A favorable RSBI for extubation readiness is below 105 breaths/min/L. Values at or under 80 breaths/min/L are considered strongly predictive of success. For example, an RSBI of 58 breaths/min/L reflects efficient, sustainable breathing, whereas an RSBI of 130 breaths/min/L indicates the patient is breathing too rapidly and shallowly to maintain independent ventilation safely after extubation.
How is tidal volume measured correctly for the RSBI calculation?
Tidal volume for RSBI is recorded directly from the mechanical ventilator display during a spontaneous breathing trial on minimal support, such as CPAP at 5 cmH2O or a T-piece. The ventilator measures exhaled tidal volume per breath, and the average across the trial is used. Because RSBI requires tidal volume in liters, any value reported in milliliters must be divided by 1,000 before dividing into the respiratory rate.
What does a high RSBI value indicate clinically?
A high RSBI, generally above 105 breaths/min/L, indicates a rapid, shallow breathing pattern associated with respiratory muscle fatigue and an inability to sustain spontaneous ventilation. For example, a patient with a respiratory rate of 35 breaths/min and a tidal volume of 250 mL (0.25 L) has an RSBI of 140, signaling high risk for extubation failure and indicating that continued or escalated ventilatory support is needed before another weaning attempt.
When during mechanical ventilation should RSBI be measured?
RSBI must be measured during a formal spontaneous breathing trial (SBT), typically conducted once daily after a patient meets established readiness criteria: adequate oxygenation (SpO2 greater than 90% on FiO2 at or below 0.40), hemodynamic stability without vasopressor escalation, a manageable secretion burden, and PEEP at or below 5 to 8 cmH2O. Calculating RSBI while the patient remains on full ventilatory support produces artificially low, clinically meaningless values.
Is the RSBI equally reliable across all patient populations?
RSBI has well-validated predictive accuracy in general medical and surgical ICU patients, but its reliability diminishes in specific populations. Patients with neuromuscular diseases such as Guillain-Barre syndrome or myasthenia gravis, as well as those with morbid obesity or severe COPD, may have abnormal respiratory mechanics that skew the index. In these cases, clinicians supplement RSBI with maximal inspiratory pressure (MIP), P0.1 airway occlusion pressure, and comprehensive clinical evaluation rather than relying on RSBI alone.

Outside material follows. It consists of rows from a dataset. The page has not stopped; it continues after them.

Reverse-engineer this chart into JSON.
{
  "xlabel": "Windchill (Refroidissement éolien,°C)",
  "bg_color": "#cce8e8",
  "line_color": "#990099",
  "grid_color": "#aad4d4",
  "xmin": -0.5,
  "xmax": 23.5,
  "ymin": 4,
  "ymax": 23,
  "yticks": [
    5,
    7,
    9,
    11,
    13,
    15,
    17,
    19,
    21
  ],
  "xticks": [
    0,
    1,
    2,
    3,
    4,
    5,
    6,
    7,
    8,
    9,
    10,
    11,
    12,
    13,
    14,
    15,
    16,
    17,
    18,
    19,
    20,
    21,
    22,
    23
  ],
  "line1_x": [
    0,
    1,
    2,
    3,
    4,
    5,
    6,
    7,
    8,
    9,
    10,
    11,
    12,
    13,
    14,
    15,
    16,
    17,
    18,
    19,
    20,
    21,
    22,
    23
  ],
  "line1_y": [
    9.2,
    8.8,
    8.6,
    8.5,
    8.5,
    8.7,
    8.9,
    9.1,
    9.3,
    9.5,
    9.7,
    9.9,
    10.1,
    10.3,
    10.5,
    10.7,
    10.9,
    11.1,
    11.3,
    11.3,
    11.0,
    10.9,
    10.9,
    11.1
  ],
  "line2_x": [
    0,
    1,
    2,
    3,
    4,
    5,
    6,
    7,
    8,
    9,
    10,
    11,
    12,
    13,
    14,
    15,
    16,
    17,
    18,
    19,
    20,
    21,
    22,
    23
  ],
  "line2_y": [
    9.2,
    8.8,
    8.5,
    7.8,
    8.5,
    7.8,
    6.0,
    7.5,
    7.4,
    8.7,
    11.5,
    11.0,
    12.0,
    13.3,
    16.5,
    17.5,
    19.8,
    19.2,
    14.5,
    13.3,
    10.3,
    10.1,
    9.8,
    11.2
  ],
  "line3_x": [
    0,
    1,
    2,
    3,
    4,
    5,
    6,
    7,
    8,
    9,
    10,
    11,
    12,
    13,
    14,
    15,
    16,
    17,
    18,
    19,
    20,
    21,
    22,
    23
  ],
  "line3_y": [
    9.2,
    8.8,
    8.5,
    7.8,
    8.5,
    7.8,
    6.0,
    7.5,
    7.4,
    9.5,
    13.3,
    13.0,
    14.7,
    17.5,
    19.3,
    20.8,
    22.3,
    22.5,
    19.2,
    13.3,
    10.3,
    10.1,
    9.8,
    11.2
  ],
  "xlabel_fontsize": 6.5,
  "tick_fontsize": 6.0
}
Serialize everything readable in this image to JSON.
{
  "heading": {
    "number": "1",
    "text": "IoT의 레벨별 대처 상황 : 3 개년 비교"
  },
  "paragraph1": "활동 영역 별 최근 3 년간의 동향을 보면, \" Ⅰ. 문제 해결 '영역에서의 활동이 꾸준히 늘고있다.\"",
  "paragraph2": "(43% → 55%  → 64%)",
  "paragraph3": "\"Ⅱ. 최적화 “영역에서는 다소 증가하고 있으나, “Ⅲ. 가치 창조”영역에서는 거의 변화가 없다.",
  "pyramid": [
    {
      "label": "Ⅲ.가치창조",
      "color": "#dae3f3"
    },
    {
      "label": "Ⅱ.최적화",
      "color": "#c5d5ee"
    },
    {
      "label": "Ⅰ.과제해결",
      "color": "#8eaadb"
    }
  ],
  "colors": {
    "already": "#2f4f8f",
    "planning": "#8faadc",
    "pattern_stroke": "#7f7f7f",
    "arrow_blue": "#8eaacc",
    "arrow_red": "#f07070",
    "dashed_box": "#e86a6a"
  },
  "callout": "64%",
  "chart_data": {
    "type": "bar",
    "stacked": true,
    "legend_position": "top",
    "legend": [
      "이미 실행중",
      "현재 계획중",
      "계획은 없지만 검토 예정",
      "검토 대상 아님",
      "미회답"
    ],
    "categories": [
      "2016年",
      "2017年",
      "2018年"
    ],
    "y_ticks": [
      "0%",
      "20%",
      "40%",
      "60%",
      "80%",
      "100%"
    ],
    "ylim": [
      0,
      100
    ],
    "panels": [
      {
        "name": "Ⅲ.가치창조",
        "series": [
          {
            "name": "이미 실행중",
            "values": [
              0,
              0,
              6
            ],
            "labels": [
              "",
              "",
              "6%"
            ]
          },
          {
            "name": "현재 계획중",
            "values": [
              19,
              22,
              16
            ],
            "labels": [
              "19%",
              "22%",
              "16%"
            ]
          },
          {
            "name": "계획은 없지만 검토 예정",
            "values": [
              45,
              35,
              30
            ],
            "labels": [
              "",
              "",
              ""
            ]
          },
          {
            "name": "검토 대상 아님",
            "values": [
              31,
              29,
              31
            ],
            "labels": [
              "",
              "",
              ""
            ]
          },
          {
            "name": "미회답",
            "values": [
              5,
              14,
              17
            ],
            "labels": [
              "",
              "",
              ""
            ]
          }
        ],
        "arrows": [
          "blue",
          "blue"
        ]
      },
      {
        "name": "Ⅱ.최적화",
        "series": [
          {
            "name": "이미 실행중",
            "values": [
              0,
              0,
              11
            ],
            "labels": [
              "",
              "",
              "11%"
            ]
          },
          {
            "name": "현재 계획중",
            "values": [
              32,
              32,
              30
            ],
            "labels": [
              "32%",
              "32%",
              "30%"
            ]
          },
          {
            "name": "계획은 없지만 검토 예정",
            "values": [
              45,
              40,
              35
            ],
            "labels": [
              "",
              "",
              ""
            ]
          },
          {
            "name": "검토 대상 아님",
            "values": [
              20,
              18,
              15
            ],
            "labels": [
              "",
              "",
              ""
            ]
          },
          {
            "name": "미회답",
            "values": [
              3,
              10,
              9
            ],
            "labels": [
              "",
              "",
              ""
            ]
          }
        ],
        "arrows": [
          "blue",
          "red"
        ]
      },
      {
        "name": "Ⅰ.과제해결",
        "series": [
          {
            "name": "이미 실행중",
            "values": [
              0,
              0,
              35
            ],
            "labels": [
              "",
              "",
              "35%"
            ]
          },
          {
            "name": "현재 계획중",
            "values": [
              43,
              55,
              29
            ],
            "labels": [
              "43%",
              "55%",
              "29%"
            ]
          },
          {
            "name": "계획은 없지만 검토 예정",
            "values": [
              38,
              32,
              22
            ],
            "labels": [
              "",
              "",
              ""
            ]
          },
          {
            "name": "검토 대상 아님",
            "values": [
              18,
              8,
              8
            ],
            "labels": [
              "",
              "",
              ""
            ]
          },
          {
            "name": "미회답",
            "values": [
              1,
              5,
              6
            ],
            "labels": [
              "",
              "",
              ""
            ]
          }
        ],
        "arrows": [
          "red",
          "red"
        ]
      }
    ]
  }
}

How does RSBI compare to other ventilator weaning predictors?
RSBI integrates two complementary variables — respiratory rate and tidal volume — into one index, making it more informative than either parameter measured independently. Other common weaning predictors include maximal inspiratory pressure (target more negative than -20 to -30 cmH2O), minute ventilation, and P0.1 occlusion pressure. The Yale ventilator weaning parameters review confirms that RSBI carries among the highest sensitivity and specificity of all single-variable predictors, though combining multiple indices provides the most accurate clinical decision support.